Archivo - La sede del Parlamento indio en Nueva Dehi (India) - GANESH CHANDRA / ZUMA PRESS / CONTACTOPHOTO
MADRID, 18 Dic. (EUROPA PRESS) -
Al menos 79 diputados de India han sido suspendidos este lunes por protestar y exigir debatir en el pleno el incidente registrado el miércoles en el Parlamento, cuando varias personas irrumpieron en la sede legislativa y arrojaran botes de humo en una clara violación de los protocolos de seguridad del hemiciclo.
Así, ya son 92 los diputados suspendidos en una decisión sin precedentes después de que otros 14 corrieran la misma suerte el pasado jueves, un día después del incidente, que coincidía con el vigésimo segundo aniversario de un ataque contra el Parlamento que dejó once víctimas mortales.
Todos ellos han exigido al ministro del Interior, Amit Shah, realizar una serie de declaraciones sobre lo sucedido. La gran mayoría quedarán suspendidos hasta que la comisión de privilegios de la Cámara presente un informe sobre su conducta, según informaciones de la cadena de televisión NDTV.
Diputados opositores han acusado al Gobierno de actuar de forma "dictatorial" y al gubernamental Partido Popular Indio (BJP) de utilizar el Parlamento como si fuese la sede principal de su formación. El portavoz del partido Congreso Nacional de India en el Parlamento, Adhir Ranjan Chowdhury, ha señalado que el Gobierno "tiene la mayoría" y están "ejerciendo su poder". "Quieren gestionar el Parlamento como si fuera su sede, pero eso no puede pasar. Estamos dispuestos a discutir", ha dicho.

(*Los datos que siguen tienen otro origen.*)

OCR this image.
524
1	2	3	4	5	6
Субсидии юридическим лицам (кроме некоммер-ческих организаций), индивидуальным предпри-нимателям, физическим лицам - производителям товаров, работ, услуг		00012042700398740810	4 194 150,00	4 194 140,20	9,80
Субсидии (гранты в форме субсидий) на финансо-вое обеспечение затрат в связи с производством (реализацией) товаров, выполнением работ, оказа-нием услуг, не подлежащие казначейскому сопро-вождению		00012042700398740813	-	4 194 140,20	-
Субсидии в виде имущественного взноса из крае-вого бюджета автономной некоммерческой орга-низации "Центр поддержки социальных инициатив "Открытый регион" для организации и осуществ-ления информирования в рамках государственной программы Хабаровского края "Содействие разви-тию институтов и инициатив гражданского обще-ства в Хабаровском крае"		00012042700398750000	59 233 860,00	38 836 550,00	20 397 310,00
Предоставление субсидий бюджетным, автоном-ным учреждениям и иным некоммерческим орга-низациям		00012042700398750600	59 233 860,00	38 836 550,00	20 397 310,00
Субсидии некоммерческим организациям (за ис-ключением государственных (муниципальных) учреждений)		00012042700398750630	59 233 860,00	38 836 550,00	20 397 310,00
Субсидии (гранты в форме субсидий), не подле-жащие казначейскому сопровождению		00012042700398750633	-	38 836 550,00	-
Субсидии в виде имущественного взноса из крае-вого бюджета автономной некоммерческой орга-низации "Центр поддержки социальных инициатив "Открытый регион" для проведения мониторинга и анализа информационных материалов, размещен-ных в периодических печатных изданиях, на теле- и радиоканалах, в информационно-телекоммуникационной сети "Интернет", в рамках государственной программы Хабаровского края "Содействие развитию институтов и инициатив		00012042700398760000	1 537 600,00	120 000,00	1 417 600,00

Las investigaciones apuntan a que los cuatro principales sospechosos del incidente registrado el pasado 13 de diciembre llevaban más de un año reuniéndose y planificando el asalto. Según la Policía, dos de ellos saltaron desde la tribuna de invitados y llegaron incluso hasta la zona en la que se encuentra la presidencia, mientras que otras dos personas que se encontraban en las inmediaciones fueron también arrestadas por portar varios botes de humo de colores.
El 13 de diciembre de 2001, hombres armados atacaron la sede legislativa en un incidente del que las autoridades indias responsabilizaron a facciones paquistaníes, lo que elevó al máximo las tensiones políticas entre los dos países vecinos, que a punto estuvieron de iniciar una guerra.